Competition picks up steam with Malick’s beautiful, booed ‘Tree of Life’
Cannes is the most unapologetically elitist, exclusive film festival – those without accreditation or invitation are literally reduced to begging in the street in hopes of getting into a screening.
One mural prominently placed near our office (pictured below) -- featuring one of jury president Robert De Niro’s famous characters, Travis Bickle of “Taxi Driver” -- displays the rather pointed statement “real art is in the street FOR ALL PEOPLE”.
Amen. But, er, perhaps not in this town.
The public’s frustration at being shut out of movies being shown here has been particularly palpable in the past few days, when hordes of tourists, cinephiles, and film students from near and far have crowded the festival searching for a way in.
They may not have been interested in the latest French entry in competition, Bertrand Bonello’s languidly shot “L’Apollonide”, which chronicles an early 20th century Parisian brothel and its prostitutes with almost journalistic detail and a good deal of compassion. But they certainly showed up to try and get into Michel Hazanavicius’ “The Artist”(headlined by beloved French star Jean Dujardin), a charming, spirited black-and white silent film that struggles to transcend its “exercise/experiment” feel.
Most of all, though, the people (including a large proportion of hyperventilating Brad Pitt fans) – and the press, who began lining up at 7 am this morning – were waiting for Terrence Malick’s “The Tree of Life”.
It’s only the famously reclusive filmmaker’s fifth film, but he’s unique in American cinema: a director who brings dreamy lyricism and an emphasis on imagery of the natural world to the kind of strongly American-flavoured material that would more typically be handled through reliance on plot and dialogue.
Like many great filmmakers, Malick has detractors – those who find his stuff pompous and ponderous.

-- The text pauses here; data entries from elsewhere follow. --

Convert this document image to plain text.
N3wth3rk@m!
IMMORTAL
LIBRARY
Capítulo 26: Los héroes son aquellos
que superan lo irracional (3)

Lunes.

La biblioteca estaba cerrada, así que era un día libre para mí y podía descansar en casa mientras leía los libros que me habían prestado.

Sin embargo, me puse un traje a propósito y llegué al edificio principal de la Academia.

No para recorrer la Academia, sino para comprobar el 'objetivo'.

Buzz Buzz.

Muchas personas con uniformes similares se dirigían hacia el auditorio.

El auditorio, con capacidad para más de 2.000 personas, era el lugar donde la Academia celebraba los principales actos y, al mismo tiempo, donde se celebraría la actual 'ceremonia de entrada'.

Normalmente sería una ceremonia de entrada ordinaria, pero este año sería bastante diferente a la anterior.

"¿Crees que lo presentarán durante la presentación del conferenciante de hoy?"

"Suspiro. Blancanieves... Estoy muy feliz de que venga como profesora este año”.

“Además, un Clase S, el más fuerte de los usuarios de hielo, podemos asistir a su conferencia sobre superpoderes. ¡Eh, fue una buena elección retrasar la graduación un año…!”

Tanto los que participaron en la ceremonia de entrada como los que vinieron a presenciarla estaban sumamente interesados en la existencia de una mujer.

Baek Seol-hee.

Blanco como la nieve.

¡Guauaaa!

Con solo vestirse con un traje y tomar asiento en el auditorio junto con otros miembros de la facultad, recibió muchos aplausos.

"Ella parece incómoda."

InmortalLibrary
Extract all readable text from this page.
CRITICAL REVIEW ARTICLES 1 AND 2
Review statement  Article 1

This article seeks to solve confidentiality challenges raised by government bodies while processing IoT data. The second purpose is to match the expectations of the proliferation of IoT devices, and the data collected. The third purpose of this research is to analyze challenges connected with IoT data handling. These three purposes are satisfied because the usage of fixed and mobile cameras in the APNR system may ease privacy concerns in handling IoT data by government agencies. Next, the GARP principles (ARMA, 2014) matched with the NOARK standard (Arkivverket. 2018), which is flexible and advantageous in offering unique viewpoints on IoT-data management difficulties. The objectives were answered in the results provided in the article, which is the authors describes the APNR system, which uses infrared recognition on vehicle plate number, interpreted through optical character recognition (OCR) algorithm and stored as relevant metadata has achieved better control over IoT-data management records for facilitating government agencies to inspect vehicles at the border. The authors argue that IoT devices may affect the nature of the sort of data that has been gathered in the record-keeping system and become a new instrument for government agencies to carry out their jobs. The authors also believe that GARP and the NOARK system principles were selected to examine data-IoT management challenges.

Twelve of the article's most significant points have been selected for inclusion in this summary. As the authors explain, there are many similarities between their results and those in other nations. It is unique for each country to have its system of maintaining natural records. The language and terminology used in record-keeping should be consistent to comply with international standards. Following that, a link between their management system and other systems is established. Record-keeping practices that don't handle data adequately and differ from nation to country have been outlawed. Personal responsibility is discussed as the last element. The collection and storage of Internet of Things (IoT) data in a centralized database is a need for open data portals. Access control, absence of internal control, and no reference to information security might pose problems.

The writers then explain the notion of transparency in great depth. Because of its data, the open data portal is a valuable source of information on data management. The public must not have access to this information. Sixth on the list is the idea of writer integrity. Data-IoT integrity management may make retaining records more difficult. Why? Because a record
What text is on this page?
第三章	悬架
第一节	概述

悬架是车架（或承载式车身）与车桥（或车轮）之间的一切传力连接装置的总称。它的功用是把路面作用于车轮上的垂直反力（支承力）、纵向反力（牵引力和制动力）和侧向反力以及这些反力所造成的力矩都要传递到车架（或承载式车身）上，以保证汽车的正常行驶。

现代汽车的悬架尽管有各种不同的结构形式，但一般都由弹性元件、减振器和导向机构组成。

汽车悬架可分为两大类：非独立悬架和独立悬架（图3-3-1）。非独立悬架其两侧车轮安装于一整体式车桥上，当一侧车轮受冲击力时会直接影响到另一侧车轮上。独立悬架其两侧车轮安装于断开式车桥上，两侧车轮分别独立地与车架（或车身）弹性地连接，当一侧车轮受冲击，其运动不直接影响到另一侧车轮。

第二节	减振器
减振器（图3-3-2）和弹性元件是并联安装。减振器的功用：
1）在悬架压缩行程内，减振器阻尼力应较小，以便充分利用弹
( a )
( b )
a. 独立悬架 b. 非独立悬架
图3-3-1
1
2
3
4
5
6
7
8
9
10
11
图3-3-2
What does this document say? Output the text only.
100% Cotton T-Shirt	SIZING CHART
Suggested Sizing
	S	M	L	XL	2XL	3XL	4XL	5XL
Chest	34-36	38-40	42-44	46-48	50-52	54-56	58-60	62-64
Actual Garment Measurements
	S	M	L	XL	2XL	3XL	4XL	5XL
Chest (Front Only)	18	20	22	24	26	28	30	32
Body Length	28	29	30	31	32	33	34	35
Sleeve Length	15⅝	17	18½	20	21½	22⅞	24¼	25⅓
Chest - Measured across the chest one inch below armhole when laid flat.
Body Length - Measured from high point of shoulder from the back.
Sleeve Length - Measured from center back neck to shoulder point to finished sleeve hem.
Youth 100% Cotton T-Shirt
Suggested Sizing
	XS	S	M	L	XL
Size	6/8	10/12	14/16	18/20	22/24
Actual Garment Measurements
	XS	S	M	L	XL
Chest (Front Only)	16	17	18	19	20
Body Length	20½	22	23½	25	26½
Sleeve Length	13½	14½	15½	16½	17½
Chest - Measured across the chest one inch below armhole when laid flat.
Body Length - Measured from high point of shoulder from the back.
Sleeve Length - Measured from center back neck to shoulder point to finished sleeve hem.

I imagine those were the people who booed obnoxiously at the end of the press screening (listen below), because I can’t figure out why anyone who likes Malick’s other films would hate this one enough to sneer outloud.
“The Tree of Life” is an almost outrageously ambitious, shatteringly beautiful meditation on memory, childhood, loss, and figuring out one’s place in the world – as well as a few other gigantic themes that Malick fearlessly sinks his teeth into with a visionary’s confidence.
Most of what we see takes place in 1950s Texas, where young Jack (an extraordinary debut by Hunter McCracken) lives with two little brothers, a sweet-natured mother he adores (Jessica Chastain in a moving breakthrough performance) and a disciplinarian father he grows to loathe (Brad Pitt, blending menace and neediness in the best work of his uneven career).
Other scenes show the boy as a morose-looking adult (Sean Penn) remembering what we see in the 1950s sections, which unfold with a flowing, stream-of consciousness momentum. Malick uses dramatic angles (often filming his actors from below), heightened background noise, and layers of classical music and voiceover to give the images the uncanny texture and tone of memories. His camera follows the brothers as they scamper outside, and swirls around them and between them as they interact with each other, with nature, and with their parents. He captures with astonishingly tactile and emotional immediacy the wonder, terror, and anger of being young and trying to reconcile clashing parental influences.
In another stretch, Malick shows the origins of the earth – cells reproducing, volcanoes overflowing, dinosaurs roaming. It’s a crazy, mesmerising, mystifying bit of filmmaking that starts to make sense the more you think about the film’s central character, who tries, both as a child and adult, to understand how his family fits into the larger universe around him.
I’m willing to follow Malick almost anywhere -- except, perhaps, where he takes us in the last 10 minutes of "The Tree of Life". Still, the film’s cumulative impact is so overpowering, and the experience of watching it so exhilarating for the senses, that I’m willing to give it a second chance.
Malick doesn’t make perfect films – who does? But “The Tree of Life” is further evidence that no director today matches technical virtuosity with deep feeling as boldly and richly as he does. Love them or hate them, Terrence Malick's movies are thrillingly alive.